Additionally, we should probably also use the filter to protect UDP packets.

@riobard Nope, I didn't measure the connection rate there. But actually I have not observed any bloom filter resetting until now. So, we may assume the connection establishing rate is smaller than 1,000,000 / 3600 / 24 / 3 = 3.8 conn per second.

Yes, we should also add this to UDP.

commented

@madeye 3-day protection for a dozen or so users is more than sufficient. Probing techniques based on nonce/IV reuse should be infeasible now.

commented

Murphy's law:

Whatever can happen will happen.

Are you sure 1e-5 is small enough?

Maybe we can consider the error rate here following the concept of SLA.

Both Google and Amazon ensure 99.95% uptime for their cloud service. As almost all of shadowsocks services are installed on this kind of servers, actually we can achieve no better than 99.95% SLA? In other words, either 1e-5 or 1e-15 error rate cannot make a difference for the SLA?

commented

@madeye Hmm... I think 0.05% downtime usually consists of service maintenance that lasts for a while. That's different from occasional packet drop (I suppose this is the current behavior) or other behavior.
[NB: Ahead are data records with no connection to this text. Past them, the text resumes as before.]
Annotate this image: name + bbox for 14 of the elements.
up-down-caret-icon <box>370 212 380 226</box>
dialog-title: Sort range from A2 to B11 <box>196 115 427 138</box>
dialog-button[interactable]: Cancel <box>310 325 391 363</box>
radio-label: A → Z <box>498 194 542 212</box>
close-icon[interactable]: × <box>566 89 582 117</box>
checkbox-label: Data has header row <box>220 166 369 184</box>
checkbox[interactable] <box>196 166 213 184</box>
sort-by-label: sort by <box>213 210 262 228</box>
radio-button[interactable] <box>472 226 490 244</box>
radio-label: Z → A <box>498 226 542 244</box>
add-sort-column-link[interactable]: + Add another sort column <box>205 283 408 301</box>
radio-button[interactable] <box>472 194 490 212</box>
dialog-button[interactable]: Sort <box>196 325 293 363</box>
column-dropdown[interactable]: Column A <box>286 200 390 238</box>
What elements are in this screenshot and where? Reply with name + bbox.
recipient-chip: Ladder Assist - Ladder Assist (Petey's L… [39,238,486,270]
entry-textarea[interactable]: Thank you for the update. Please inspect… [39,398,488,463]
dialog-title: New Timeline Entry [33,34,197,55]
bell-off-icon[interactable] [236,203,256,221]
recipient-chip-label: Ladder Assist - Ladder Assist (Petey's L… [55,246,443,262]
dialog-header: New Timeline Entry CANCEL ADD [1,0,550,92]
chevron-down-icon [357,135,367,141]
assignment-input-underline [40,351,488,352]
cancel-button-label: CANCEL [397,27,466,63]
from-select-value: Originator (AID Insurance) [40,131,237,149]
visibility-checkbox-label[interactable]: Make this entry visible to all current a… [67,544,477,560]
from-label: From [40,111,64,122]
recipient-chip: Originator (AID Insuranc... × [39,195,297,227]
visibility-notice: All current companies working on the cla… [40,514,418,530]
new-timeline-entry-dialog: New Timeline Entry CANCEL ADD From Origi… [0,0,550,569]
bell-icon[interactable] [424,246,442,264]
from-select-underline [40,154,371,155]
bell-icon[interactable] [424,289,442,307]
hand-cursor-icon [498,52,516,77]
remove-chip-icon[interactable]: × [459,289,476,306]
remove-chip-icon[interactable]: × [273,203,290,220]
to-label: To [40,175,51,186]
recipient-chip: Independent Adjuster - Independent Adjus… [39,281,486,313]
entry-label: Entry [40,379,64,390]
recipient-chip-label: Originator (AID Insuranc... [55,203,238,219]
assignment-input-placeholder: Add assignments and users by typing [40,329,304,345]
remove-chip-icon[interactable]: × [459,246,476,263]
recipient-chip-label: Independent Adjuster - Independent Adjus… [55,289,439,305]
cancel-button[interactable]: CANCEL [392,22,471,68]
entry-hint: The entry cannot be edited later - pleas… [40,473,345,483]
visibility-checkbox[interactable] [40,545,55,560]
Hmm, let's keep issue open and do more tests. The good news is 8 Mbytes memory usage of a 1e-15 error rate bloom filter is negligible for a modern linux box ($5, 512MB).

commented

The number of entries to remember and the false positive rate should be parameters that server operator choose according to their environment and resource constraint. We do not need to make the hard decision here.

@riobard Good idea. So let's just suggest 1e+6 entries and 1e-6 error rate here.

commented

Looks good to me. If the number of entries is 0, we should disable the filter. People operating on low memory environment should have the freedom to operate without the additional protection.

Glad to see the implementation of bloom filter.
Hope this can provide evidence of whether replay attacks are happening now.

@shinku721
“V2Ray 2.19上线一周以来(含内测时间),官方服务器总共阻挡来自163个IP的重放攻击共165次,覆盖三大运营商,IP均来源于其骨干网络。行为特征是一个IP仅出现一次且用于攻击。升级了2.19的同学可以在access.log中搜索"Duplicated"来分析自己的情况。”
https://mobile.twitter.com/projectv2ray/status/833959357423448064

This is the commit of V2Ray which added the anti replay function:

v2ray/v2ray-core@3e10f3a

commented

使用nonce作为序号,检查是否重放。当nonce回绕时,重新发送salt启用新的session subkey可以么?

commented

@xlshiz Why do you want to do that?

commented

@riobard 不好意思,我以为要缓存nonce(数据包里边的nonce)检查重用, 看了一下代码 ( https://github.com/shadowsocks/shadowsocks-libev/tree/12c4344a420b230be8c5c286176081d4628c0eed ) ,现在的实现是缓存salt,这样可以防止抓取一条链接完整数据包重放给新建的链接。对于重放给原有链接需要检查么?目前没有nonce回绕检查。

commented

64-bit nonce wraparound is not gonna happen in practice.